Светлое Небо, о каком сиянии мечтать, если не исчезло главное – необычный след на лице, не сводимый никакой магией! Именно из-за этого ожога каждая престарелая тварь шипела о моем уродстве.
Их бы в наш мир отправить всех скопом, прямиком в салон тату. Тогда бы они поняли, что красота – это всего лишь мода. Мне, Тамаре Коршуновой, охряный след странного ожога даже нравился.
Больше всего он походил на изящную татуировку невиданного хищного цветка-спрута. Необычный «вьюнок» с зазубренными остроконечными листьями-щупальцами уселся на правом виске и пустил жадные щупальца к брови и на скулу.
Правда, никто, кроме меня, не узнавал в ожоге растение, а видели лишь безобразное, как спрут, пятно. Горничная Лисси говорила, что иногда ей кажется, будто «щупальца» шевелятся, и это вгоняло ее в такой страх, что девушка роняла расческу.
«Вьюнок» жил своей жизнью. Иногда ожог невыносимо зудел, чуть-чуть подрастал или, наоборот, уменьшался в размерах. Иногда кожу на правом виске стягивало холодом или обдавало жаром. Рисунок веточек слегка менялся, выползал то на лоб, то на скулу. И это пугало – не хотелось, чтобы лицо превратилось в подобие карнавальной маски.

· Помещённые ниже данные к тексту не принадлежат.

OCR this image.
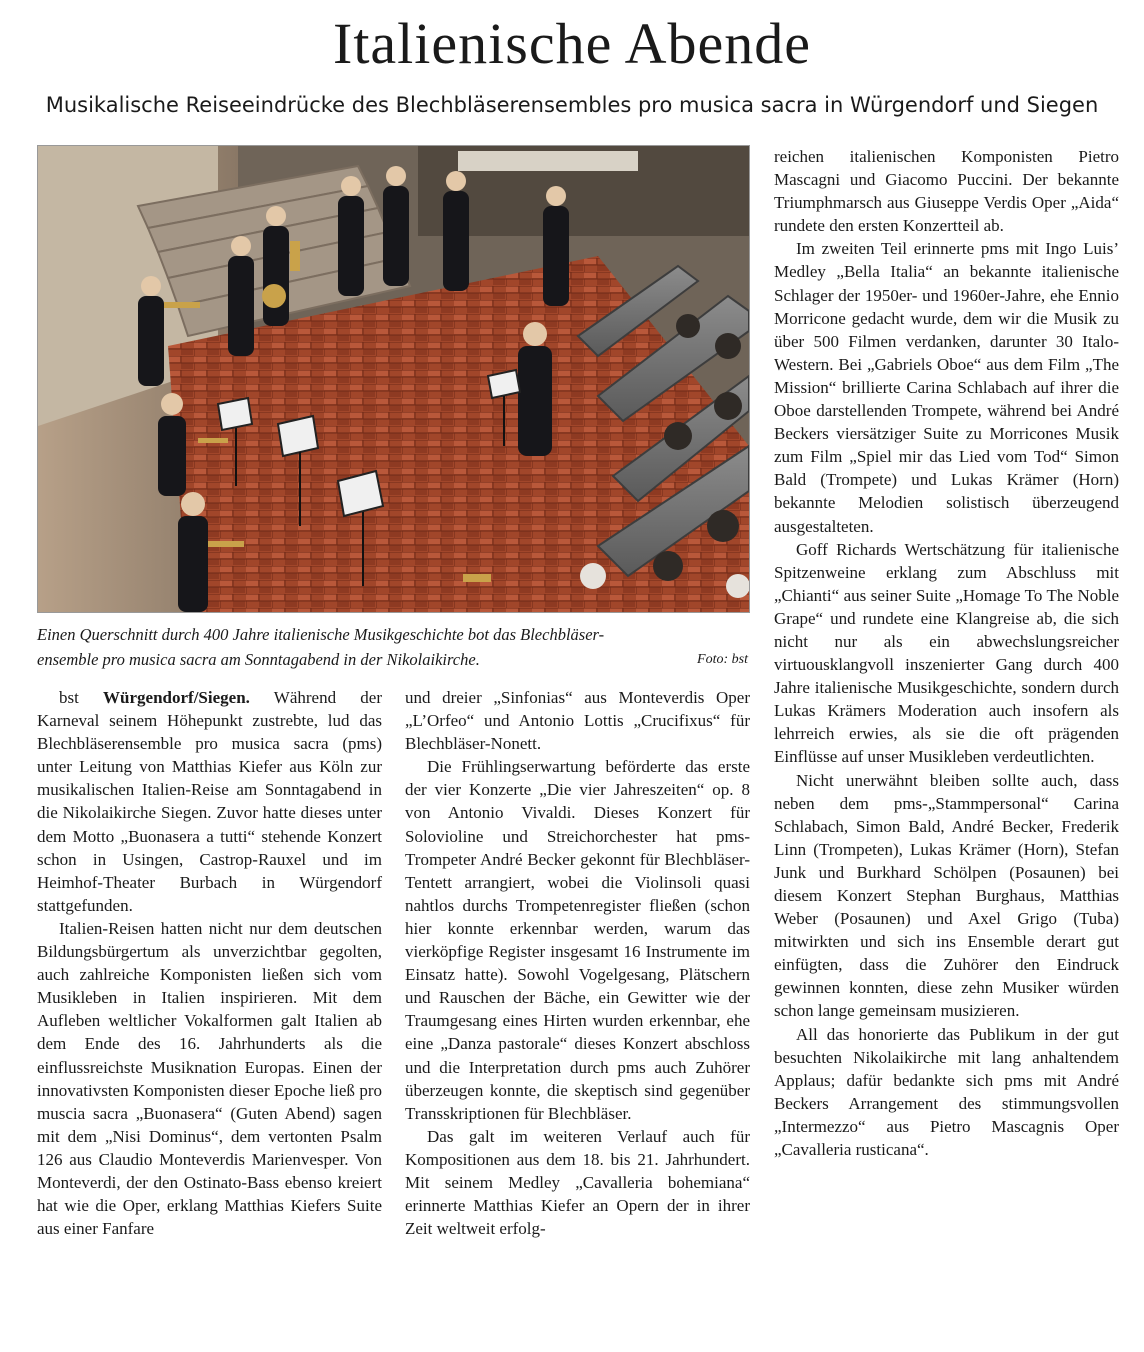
Italienische Abende
Musikalische Reiseeindrücke des Blechbläserensembles pro musica sacra in Würgendorf und Siegen
Einen Querschnitt durch 400 Jahre italienische Musikgeschichte bot das Blechbläser-
ensemble pro musica sacra am Sonntagabend in der Nikolaikirche.	Foto: bst

bst Würgendorf/Siegen. Während der Karneval seinem Höhepunkt zustrebte, lud das Blechbläserensemble pro musica sacra (pms) unter Leitung von Matthias Kiefer aus Köln zur musikalischen Italien-Reise am Sonntagabend in die Nikolaikirche Siegen. Zuvor hatte dieses unter dem Motto „Buonasera a tutti“ stehende Konzert schon in Usingen, Castrop-Rauxel und im Heimhof-Theater Burbach in Würgendorf stattgefunden.

Italien-Reisen hatten nicht nur dem deutschen Bildungsbürgertum als unverzichtbar gegolten, auch zahlreiche Komponisten ließen sich vom Musikleben in Italien inspirieren. Mit dem Aufleben weltlicher Vokalformen galt Italien ab dem Ende des 16. Jahrhunderts als die einflussreichste Musiknation Europas. Einen der innovativsten Komponisten dieser Epoche ließ pro muscia sacra „Buonasera“ (Guten Abend) sagen mit dem „Nisi Dominus“, dem vertonten Psalm 126 aus Claudio Monteverdis Marienvesper. Von Monteverdi, der den Ostinato-Bass ebenso kreiert hat wie die Oper, erklang Matthias Kiefers Suite aus einer Fanfare

und dreier „Sinfonias“ aus Monteverdis Oper „L’Orfeo“ und Antonio Lottis „Crucifixus“ für Blechbläser-Nonett.

Die Frühlingserwartung beförderte das erste der vier Konzerte „Die vier Jahreszeiten“ op. 8 von Antonio Vivaldi. Dieses Konzert für Solovioline und Streichorchester hat pms-Trompeter André Becker gekonnt für Blechbläser-Tentett arrangiert, wobei die Violinsoli quasi nahtlos durchs Trompetenregister fließen (schon hier konnte erkennbar werden, warum das vierköpfige Register insgesamt 16 Instrumente im Einsatz hatte). Sowohl Vogelgesang, Plätschern und Rauschen der Bäche, ein Gewitter wie der Traumgesang eines Hirten wurden erkennbar, ehe eine „Danza pastorale“ dieses Konzert abschloss und die Interpretation durch pms auch Zuhörer überzeugen konnte, die skeptisch sind gegenüber Transskriptionen für Blechbläser.

Das galt im weiteren Verlauf auch für Kompositionen aus dem 18. bis 21. Jahrhundert. Mit seinem Medley „Cavalleria bohemiana“ erinnerte Matthias Kiefer an Opern der in ihrer Zeit weltweit erfolg-

reichen italienischen Komponisten Pietro Mascagni und Giacomo Puccini. Der bekannte Triumphmarsch aus Giuseppe Verdis Oper „Aida“ rundete den ersten Konzertteil ab.

Im zweiten Teil erinnerte pms mit Ingo Luis’ Medley „Bella Italia“ an bekannte italienische Schlager der 1950er- und 1960er-Jahre, ehe Ennio Morricone gedacht wurde, dem wir die Musik zu über 500 Filmen verdanken, darunter 30 Italo-Western. Bei „Gabriels Oboe“ aus dem Film „The Mission“ brillierte Carina Schlabach auf ihrer die Oboe darstellenden Trompete, während bei André Beckers viersätziger Suite zu Morricones Musik zum Film „Spiel mir das Lied vom Tod“ Simon Bald (Trompete) und Lukas Krämer (Horn) bekannte Melodien solistisch überzeugend ausgestalteten.

Goff Richards Wertschätzung für italienische Spitzenweine erklang zum Abschluss mit „Chianti“ aus seiner Suite „Homage To The Noble Grape“ und rundete eine Klangreise ab, die sich nicht nur als ein abwechslungsreicher virtuousklangvoll inszenierter Gang durch 400 Jahre italienische Musikgeschichte, sondern durch Lukas Krämers Moderation auch insofern als lehrreich erwies, als sie die oft prägenden Einflüsse auf unser Musikleben verdeutlichten.

Nicht unerwähnt bleiben sollte auch, dass neben dem pms-„Stammpersonal“ Carina Schlabach, Simon Bald, André Becker, Frederik Linn (Trompeten), Lukas Krämer (Horn), Stefan Junk und Burkhard Schölpen (Posaunen) bei diesem Konzert Stephan Burghaus, Matthias Weber (Posaunen) und Axel Grigo (Tuba) mitwirkten und sich ins Ensemble derart gut einfügten, dass die Zuhörer den Eindruck gewinnen konnten, diese zehn Musiker würden schon lange gemeinsam musizieren.

All das honorierte das Publikum in der gut besuchten Nikolaikirche mit lang anhaltendem Applaus; dafür bedankte sich pms mit André Beckers Arrangement des stimmungsvollen „Intermezzo“ aus Pietro Mascagnis Oper „Cavalleria rusticana“.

Целители только руками разводили – никогда с таким не сталкивались. И как избавить от устрашающего украшения, которым не пристало щеголять благородным девицам, не знали. Единственное, что они могли рекомендовать, – носить маску. Они бы еще паранджу мне предложили!
Я не прятала ожог, а всячески демонстрировала и требовала у Лисси, чтобы она мне забирала волосы в пучок.
– Мой ожог не уродливее, чем ваши морщины, тетушка, – парировала я. – А что до воспитания, то мне просто не с кого брать пример за этим столом.
– Тварь! – взвизгнула баронесса.
Потеряв к ней интерес, я повернулась к опекуну. Всегда садилась за стол так, чтобы этому безмозглому шкафу портил аппетит мой «вьюнок».
– Я задала вопрос, на него никто не ответил. За кого вы выдаете меня замуж, братец? Какой дурак позарился на «уродливую невоспитанную дикарку»? Надеюсь, он достаточно богат и знатен?
По квадратной морде Ирвина поползла не просто злорадная, а какая-то плотоядная усмешка.
– Не беспокойся, сестрица. И богат, и знатен. Так богат, что ему чихать на твое приданое. Наследство графа Барренса останется под моим управлением до твоего совершеннолетия, а это еще три года, дорогая. Примерь колечко.
Опекун раскрыл коробочку, и алмазные блики, казалось, осветили всю столовую. Баронесса алчно всхлипнула и подалась вперед, челюсть ее задрожала, а в хриплом стоне прозвучало неподдельное сладострастие:
– О-о-о!
– Не похоже, что бриллиант настоящий, – с подозрением прищурилась я. Такими огромными в моем представлении могли быть только дешевки-фианиты в вульгарных подделках.
– У камня есть магический сертификат, – обиделся опекун, словно сам выбирал это ужасное кольцо, и даже продемонстрировал бирку, которая переливалась маленькой радугой.
Я залюбовалась биркой больше, чем помолвочным кольцом. Сколько живу в этом мире, все не могу привыкнуть к маленьким чудесам. Да и где мне привыкать? Сначала больница, потом затворничество в особняке…
– Примерь, – щедро предложил опекун, а глаза подозрительно сощурились.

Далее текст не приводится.